Talking Point IV: Questioning Epistemological Assumptions

      One distinct advantage that online scholarship possess is its subversion of dominant power relations. When it comes to enacting the discourse of multivocularity, traditional print journals talk the talk, but hypertext publications walk the walk. Critical treatises of cultural domination printed in traditional publications seem to fit awkwardly in a medium where hierarchy and linearity govern the procedures for publication. Scholarly critiques conducted under the rubrics of feminism, cultural studies, and critical rhetoric, to name but a few, often critique hierarchies such as those found in publishing circles where gatekeepers enforce epistemological biases. Alternately, the hypertextual environment and differentiated practices of on-line publications, such as those we have described in Kairos, provides the opportunity for a more humane exchange of ideas. Landow (1992) asserts that hypertext is a textual environment where multilinearity and networks disrupt the traditional structures of domination. Meaning in hypertextual environments is co-constructed by the poster, who presents material and establishes links, and the reader, who enacts a unique pattern for reading the text. This opening of the text represents an opportunity to reassert that sense of scholarship being a collegial exchange, rather than received knowledge from expert opinion. One could conclude that perhaps online publication is not the appropriate place for "traditional" scholarship. However, it would clearly seem to be an appropriate forum for innovative scholarship.

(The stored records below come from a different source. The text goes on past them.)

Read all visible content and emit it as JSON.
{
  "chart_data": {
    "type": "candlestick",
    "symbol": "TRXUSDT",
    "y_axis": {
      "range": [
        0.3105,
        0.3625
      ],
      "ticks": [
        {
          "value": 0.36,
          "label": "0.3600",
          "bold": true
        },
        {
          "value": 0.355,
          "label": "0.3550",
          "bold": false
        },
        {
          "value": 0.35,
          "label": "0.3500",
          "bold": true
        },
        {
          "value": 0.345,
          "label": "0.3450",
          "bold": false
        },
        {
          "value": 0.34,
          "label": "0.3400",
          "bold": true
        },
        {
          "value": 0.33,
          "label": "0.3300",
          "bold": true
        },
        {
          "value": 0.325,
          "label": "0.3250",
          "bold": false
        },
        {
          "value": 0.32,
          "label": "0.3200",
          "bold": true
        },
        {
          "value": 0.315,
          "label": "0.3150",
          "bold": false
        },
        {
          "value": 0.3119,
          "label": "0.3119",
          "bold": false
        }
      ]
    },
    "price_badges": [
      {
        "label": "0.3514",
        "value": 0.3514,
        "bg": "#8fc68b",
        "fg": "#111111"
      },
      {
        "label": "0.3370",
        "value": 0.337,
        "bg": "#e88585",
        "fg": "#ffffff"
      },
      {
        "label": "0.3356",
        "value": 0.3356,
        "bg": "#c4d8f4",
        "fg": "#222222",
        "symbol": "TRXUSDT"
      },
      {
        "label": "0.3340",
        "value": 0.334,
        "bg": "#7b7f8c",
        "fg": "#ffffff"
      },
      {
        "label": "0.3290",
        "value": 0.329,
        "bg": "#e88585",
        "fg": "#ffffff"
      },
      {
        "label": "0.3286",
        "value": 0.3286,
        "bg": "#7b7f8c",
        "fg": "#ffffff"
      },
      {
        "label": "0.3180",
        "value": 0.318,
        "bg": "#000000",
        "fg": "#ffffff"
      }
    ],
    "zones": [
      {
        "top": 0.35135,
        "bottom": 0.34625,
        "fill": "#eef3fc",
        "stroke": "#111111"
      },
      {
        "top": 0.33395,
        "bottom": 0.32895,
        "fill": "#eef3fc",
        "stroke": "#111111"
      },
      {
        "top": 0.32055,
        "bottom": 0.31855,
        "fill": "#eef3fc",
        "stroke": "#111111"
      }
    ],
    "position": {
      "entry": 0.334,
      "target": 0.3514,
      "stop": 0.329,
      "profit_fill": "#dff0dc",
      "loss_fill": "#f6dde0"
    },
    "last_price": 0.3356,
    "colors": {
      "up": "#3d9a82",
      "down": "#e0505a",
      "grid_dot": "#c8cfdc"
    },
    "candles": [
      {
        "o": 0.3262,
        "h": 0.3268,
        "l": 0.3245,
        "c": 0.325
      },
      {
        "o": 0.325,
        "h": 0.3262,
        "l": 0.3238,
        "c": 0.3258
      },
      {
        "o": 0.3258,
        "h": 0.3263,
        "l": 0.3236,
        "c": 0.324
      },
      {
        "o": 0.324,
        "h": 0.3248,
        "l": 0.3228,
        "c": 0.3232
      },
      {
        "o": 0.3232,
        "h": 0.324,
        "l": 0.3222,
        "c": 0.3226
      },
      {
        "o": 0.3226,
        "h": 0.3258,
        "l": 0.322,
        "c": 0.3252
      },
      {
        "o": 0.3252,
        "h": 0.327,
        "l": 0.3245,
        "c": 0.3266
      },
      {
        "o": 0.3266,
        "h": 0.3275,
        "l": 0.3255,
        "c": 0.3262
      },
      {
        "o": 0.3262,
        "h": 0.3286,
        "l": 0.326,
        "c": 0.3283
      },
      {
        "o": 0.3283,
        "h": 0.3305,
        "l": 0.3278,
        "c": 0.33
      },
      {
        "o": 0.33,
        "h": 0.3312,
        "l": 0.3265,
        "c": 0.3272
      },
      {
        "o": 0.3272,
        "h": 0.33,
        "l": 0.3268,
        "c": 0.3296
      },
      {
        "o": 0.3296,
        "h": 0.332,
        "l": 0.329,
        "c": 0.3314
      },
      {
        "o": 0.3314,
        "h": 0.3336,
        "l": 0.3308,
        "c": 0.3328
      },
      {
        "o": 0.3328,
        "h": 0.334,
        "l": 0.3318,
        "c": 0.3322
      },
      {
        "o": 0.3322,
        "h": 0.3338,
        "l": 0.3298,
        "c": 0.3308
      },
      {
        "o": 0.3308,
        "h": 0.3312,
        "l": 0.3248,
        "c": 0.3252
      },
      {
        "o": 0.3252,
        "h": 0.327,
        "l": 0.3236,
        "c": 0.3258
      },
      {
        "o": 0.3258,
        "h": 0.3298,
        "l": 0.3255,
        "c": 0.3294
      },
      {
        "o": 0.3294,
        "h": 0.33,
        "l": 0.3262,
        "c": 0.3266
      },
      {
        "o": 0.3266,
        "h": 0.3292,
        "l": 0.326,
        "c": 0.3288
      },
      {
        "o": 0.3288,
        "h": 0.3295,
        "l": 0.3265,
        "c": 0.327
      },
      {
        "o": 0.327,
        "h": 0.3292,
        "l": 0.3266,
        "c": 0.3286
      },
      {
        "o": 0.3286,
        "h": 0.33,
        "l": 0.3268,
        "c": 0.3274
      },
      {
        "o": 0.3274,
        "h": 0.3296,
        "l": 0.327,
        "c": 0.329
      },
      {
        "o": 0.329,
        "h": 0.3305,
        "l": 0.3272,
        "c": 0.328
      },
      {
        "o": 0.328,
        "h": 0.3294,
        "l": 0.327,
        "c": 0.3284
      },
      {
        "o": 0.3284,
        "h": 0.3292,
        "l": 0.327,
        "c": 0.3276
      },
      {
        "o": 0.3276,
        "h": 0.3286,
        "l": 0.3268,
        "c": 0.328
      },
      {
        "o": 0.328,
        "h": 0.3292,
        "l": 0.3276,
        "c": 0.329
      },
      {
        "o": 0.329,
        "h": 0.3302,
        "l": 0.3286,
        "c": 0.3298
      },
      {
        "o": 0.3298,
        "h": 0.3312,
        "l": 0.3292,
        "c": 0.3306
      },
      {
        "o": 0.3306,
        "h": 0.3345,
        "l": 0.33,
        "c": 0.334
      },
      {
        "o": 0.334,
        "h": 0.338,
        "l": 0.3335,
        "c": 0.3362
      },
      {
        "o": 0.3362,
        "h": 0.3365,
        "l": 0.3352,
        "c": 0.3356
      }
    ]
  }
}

      The problem facing untenured professionals is they are engaged in a discipline that encourages the questioning of epistemic assumptions but is reticent to accept the answers they propose. Certainly, we and the numerous serials that have already appeared online are suggesting that posting to a hypertextual environment like the World Wide Web is one possible answer to the dilemma of opening access to disenfranchised peoples and disenfranchised ideas. Trying to count online activity as tenurable activity returns us not only to questions of academic rigor but also to questions of epistemic value. Until the members of tenure committees, like their junior colleagues, begin to question the epistemological assumptions which inform their tenure and promotion policies, untraditional scholarly activity like monitoring a listserve or maintaining an Aristotlean homepage is not likely to count. Ultimately, change can only come when scholars take a reflex turn and ask: Does what "counts" as possessing academic value have more to do with producing "cookie-cutter" articles or to creating recognizable contributions to the intellectual community? The possible answers to this inquiry help to shape how departments of communication will recognize and reward online activities.